When you buy a gallon of milk today in the United States, you do so without the fear that it might kill you.
The same is true for when you open up a can of vegetables or a can of meat, or a can of any food product; you do so without the fear that what you’re about to eat, won’t kill you.
But it wasn’t always that way.
Upton Sinclair wrote a book that changed how people felt about meatpackers and the food industry in general as THE JUNGLE, a best-seller at the time of its release in 1906 outlined in detail the lack of sanitary conditions in the production plants that brought beef, pork, and sausage to America’s kitchen tables. THE JUNGLE outlined problems that a chemist/physician/author/professor by the name of Harvey Washington Wiley had been trying to get Congress to address for more than two decades. Wiley had come close to securing legislation to address conditions that were so foul, such as the grinding up of human remains into sausage links, that even staunch business advocates and lobbyists for the likes of Armour, Cudahy, Wilson and Swift could no longer sugar coat that revelation when it appeared in THE JUNGLE; nor could Congress, nor the American public, nor America’s mothers who would no longer tolerate the lapse of good business by the powerful industrialists.

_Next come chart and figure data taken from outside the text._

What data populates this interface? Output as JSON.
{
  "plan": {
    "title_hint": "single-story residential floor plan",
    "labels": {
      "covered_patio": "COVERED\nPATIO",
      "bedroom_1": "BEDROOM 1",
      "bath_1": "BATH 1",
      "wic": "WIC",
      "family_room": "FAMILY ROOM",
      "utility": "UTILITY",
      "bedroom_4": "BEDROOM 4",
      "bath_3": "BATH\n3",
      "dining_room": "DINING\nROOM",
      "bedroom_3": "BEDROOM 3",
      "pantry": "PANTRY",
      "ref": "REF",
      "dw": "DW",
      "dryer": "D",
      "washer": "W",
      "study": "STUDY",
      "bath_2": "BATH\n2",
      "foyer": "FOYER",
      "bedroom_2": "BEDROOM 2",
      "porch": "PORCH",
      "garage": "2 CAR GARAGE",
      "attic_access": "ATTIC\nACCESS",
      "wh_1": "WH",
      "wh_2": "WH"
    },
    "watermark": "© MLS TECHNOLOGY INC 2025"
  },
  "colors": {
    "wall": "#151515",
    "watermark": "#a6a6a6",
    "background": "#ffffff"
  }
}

Harvey Washington Wiley didn’t give up when he tried to get a food safety bill passed. His detractors cited a loss of business and in turn jobs for American workers if the use of chemicals, such as Borax, were forbidden in the canning and packaging of meat. The lobbyists enlisted the papers to malign Wiley as un-American and too progressive, much like what happens today to those who advocate for clean green energy. But Wiley, one very obsessive determined individual found an ally in the woman’s suffragette movement. Although women couldn’t vote, they could influence their husbands and they did control the power of the purse when it came to purchasing the weekly groceries.
Wiley also found a food manufacturer, Heinz of Heinz 57 fame, who embraced Wiley’s ideas and saw the advantage in the opportunity to “clean-up” the industry of food processors. Heinz realized that if they manufactured their ketchup and other products without the use of harsh chemicals that could affect digestion and used “pure” food ingredients, the mothers of America would embrace their offerings and buy “pure,” over tainted any day. Heinz found that their sales skyrocketed from an ad campaign featuring their workers, many of them women, dressed in hairnets and sanitary uniforms at work stations that emphasized cleanliness, a form of Godliness that any mom could relate to.
Teddy Roosevelt noticed when women in western states that had the right to vote, made it known that they and mothers throughout the U.S. would not tolerate conditions that were simply awful for workers as well as consumers. With TR’s backing in 1906, The Pure Food & Drug Act was finally passed with overwhelming bipartisan support. The newspapers, the major media venue of the time, also saw the writing on the wall and began to back Wiley in spite of attempts by the lobbyists to paint the man as less than patriotic. TR tried to take credit for the legislation, but the public responded differently calling the new legislation, “Wiley’s Law.”
Wiley eventually got pushed aside by President Taft and other powerful Senators who found the man too progressive in his obsession to impose even further regulations for food safety. But a popular magazine offered Wiley an ideal position as their editor regarding health and food topics that eventually lead to his creation of what we now know as the Good Housekeeping Seal of Approval. Women were influenced by that affirmation when they selected products that they bought for their home and families.
Harvey Washington Wiley is a man with a great legacy even if today he gets very little credit for his determination and will to GO DO GOOD when it came to keeping Americans safe then and now.